Martyrs contre martyrs

Pour le commun des mortels, la Commune de 1871 est un mouvement révolutionnaire qui a brièvement fait trembler le pouvoir en place avant d’être réprimé sauvagement et noyé dans le sang par Adolphe Thiers, non sans avoir fait émerger quelques idées et quelques personnalités, dont la figure de Louise Michel, pasionaria du mouvement avant Dolores Ibarruri. Pour une petite fraction de l’Église catholique, l’évènement majeur qu’a constitué la Commune de Paris, et dont nous célébrions le 150e anniversaire cette année, se résume au triste sort d’une cinquantaine d’otages, exécutés par des communards jusqu’au-boutistes, ou par la foule en colère, dont l’archevêque de Paris, Monseigneur Darboy.

Depuis 1880, les héritiers de la Commune, à l’appel des organisations ouvrières et leurs sympathisants, ont pris l’habitude de se rendre au « mur des Fédérés » dans le cimetière du Père-Lachaise, là même où 147 communards ont été exécutés et enterrés à la fin de la « semaine sanglante ». De leur côté, les catholiques, qui ont érigé l’église Notre-Dame des Otages sur les lieux de la mort de ses religieux, ont consacré la semaine à commémorer leur lecture des évènements et prévu un cortège depuis le square de la Roquette jusqu’à l’église. Et ce qui devait arriver arriva. Les deux défilés se sont croisés, et, au lieu de s’éviter, se sont affrontés devant un service d’ordre minimaliste et apparemment peu concerné. Si l’on en croit le site Internet de la Fraternité sacerdotale Saint-Pie-X (FSSPX actualités), une organisation traditionaliste, voire intégriste à l’intérieur de l’église, les enragés anarchistes se sont rués sur les chrétiens pacifiques, les bousculant, arrachant leurs bannières avant de les piétiner, faisant tomber des sexagénaires et les obligeant à trouver refuge dans une église, tandis que la foule hurlait ses slogans, tels qu’« à bas la calotte » ou « à bas les Versaillais » en souvenir des bataillons de soldats loyalistes au service du pouvoir.

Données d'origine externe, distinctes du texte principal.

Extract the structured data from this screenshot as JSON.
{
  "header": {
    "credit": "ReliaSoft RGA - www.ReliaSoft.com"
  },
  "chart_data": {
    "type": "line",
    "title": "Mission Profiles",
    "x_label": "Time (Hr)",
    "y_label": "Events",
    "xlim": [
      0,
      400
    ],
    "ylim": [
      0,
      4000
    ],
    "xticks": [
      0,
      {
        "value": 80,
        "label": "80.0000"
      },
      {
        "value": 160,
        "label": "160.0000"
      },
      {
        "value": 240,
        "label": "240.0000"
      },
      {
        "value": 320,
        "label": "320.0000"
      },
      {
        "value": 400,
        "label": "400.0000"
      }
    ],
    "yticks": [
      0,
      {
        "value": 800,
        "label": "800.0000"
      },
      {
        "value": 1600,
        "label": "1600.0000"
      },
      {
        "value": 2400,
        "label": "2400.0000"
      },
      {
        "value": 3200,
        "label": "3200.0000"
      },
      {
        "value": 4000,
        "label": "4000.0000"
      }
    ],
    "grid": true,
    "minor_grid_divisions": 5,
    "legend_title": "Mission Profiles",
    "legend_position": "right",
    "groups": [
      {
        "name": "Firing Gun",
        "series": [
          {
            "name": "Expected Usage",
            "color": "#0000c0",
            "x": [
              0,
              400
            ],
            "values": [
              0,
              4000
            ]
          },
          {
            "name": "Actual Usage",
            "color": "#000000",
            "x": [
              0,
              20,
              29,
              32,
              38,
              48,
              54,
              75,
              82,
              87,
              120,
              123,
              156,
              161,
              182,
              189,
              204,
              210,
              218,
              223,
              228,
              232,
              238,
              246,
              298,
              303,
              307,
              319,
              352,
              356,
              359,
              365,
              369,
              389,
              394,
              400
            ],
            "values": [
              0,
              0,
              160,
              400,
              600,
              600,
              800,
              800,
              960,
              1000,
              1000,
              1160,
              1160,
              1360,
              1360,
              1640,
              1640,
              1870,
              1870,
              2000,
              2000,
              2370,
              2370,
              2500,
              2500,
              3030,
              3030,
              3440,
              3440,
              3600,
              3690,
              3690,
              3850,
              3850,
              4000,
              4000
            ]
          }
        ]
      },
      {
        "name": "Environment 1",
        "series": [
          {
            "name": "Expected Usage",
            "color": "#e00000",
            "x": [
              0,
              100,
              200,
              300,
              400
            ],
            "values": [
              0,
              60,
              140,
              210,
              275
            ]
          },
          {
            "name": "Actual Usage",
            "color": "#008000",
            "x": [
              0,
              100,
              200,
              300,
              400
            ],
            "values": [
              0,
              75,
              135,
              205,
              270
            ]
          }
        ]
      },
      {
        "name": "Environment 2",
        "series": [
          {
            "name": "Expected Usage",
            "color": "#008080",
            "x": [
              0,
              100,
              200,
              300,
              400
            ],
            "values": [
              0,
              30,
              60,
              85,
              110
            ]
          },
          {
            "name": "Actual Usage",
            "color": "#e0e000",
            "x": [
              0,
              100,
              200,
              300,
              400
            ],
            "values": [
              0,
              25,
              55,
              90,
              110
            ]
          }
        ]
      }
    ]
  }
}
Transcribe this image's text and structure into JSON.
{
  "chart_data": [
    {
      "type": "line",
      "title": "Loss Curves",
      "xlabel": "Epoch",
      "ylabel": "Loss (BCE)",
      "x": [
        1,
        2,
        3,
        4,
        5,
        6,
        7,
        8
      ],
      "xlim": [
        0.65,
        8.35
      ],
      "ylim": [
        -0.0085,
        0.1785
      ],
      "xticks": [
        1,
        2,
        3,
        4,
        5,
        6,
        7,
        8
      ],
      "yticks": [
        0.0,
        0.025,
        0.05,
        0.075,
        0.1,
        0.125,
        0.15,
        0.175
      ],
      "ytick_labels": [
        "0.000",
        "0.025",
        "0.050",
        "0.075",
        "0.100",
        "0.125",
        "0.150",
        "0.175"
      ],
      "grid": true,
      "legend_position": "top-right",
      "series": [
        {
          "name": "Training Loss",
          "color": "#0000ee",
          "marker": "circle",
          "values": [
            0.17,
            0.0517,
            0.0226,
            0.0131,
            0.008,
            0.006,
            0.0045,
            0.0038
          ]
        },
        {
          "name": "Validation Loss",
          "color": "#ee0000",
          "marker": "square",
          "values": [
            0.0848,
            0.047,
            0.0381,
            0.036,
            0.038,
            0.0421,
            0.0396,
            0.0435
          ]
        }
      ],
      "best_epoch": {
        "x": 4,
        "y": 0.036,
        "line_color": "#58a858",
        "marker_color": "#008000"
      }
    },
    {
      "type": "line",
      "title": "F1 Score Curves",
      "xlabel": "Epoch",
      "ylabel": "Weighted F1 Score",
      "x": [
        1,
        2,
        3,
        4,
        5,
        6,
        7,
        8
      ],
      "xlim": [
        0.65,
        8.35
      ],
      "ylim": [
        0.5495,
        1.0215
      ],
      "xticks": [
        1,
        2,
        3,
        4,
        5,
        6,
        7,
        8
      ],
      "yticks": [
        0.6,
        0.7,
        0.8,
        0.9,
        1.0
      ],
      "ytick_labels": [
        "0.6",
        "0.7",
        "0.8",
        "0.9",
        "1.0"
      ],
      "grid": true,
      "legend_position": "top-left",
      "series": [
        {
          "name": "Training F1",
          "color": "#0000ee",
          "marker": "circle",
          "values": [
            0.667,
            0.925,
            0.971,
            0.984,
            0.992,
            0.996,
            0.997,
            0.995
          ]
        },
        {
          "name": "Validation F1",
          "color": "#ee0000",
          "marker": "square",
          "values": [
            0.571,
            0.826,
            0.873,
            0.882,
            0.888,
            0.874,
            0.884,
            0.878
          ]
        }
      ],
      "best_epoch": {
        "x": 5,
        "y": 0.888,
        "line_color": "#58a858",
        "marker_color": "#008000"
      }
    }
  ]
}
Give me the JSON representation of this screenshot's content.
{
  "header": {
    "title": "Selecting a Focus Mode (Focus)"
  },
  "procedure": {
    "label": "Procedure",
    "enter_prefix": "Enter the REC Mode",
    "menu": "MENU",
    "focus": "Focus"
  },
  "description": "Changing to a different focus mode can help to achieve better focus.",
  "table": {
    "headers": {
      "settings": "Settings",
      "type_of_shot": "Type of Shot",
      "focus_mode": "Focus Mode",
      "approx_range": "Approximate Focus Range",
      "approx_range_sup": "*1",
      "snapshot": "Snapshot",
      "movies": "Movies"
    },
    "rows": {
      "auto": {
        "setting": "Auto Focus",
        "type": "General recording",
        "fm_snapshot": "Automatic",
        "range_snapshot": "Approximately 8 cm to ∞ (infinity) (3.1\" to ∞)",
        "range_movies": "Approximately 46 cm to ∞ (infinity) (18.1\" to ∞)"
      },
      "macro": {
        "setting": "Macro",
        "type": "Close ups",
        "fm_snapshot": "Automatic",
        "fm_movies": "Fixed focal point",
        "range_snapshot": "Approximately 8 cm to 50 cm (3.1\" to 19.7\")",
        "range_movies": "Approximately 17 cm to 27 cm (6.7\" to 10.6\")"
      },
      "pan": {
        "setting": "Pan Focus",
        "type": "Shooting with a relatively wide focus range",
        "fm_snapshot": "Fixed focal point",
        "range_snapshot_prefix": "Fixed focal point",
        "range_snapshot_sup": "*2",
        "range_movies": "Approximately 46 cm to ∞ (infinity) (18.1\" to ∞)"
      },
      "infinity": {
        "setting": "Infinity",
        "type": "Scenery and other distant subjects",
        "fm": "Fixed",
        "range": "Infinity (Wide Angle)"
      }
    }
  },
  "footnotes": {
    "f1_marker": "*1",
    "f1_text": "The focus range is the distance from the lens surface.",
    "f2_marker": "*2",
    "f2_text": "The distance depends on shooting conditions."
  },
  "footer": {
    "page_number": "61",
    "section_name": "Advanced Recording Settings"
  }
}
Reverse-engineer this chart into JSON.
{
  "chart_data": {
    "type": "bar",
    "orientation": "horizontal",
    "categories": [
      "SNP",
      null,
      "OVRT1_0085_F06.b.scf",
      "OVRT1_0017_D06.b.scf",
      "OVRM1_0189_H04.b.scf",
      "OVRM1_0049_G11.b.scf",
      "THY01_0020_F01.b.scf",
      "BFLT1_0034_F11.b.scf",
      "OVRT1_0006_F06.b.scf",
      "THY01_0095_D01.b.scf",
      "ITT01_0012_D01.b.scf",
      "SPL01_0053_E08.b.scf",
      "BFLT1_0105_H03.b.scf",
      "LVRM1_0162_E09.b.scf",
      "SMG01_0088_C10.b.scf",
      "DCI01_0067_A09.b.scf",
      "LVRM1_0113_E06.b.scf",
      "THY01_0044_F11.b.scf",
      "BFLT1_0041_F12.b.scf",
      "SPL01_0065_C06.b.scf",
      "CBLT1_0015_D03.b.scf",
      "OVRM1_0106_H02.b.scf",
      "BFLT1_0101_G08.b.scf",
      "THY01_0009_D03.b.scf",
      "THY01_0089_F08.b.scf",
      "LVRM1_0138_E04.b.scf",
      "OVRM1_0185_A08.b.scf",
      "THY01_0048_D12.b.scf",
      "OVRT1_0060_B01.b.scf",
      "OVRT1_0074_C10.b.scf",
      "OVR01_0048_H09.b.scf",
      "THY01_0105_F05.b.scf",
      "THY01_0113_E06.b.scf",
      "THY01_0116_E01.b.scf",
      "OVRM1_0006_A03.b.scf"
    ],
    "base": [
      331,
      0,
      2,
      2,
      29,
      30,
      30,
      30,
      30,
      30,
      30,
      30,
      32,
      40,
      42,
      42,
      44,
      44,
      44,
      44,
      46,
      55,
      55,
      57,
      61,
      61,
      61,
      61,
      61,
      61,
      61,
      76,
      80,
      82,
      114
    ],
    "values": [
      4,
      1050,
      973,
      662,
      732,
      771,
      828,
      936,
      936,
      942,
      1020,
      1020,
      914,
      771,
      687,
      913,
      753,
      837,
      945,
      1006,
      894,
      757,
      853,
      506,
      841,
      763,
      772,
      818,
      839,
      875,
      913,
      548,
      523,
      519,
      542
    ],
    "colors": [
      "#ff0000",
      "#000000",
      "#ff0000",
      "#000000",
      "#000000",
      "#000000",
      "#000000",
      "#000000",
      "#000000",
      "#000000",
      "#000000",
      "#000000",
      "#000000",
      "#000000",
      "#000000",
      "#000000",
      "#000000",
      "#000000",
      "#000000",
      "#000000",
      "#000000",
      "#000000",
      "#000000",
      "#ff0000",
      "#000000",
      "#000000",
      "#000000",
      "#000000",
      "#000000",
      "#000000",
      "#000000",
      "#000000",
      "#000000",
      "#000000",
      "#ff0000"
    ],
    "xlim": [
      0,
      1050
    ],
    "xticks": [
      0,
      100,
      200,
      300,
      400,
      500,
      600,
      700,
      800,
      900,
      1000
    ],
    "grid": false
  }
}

Était-il vraiment indispensable de laisser se dérouler ces deux manifestations sans se préoccuper de leur parcours ni anticiper leur rencontre probable ? Le covid 19 a donc cessé de justifier toutes les restrictions aux libertés qui ont permis d’interdire les rassemblements jugés inopportuns par le gouvernement ? Les organisateurs du défilé religieux ont affirmé user de leur droit à la liberté de pratiquer leur culte, ce qui est pour moi un abus de langage, la liberté de culte n’étant nullement menacée en l’espèce, mais l’intention provocatrice probable. En effet, lors du centenaire de la Commune, en 1971, les cérémonies religieuses avaient été plus discrètes. Cinquante ans plus tard, la société s’est encore plus droitisée, les « tradis » sont plus actifs que jamais, et le pouvoir verse de l’huile sur le feu.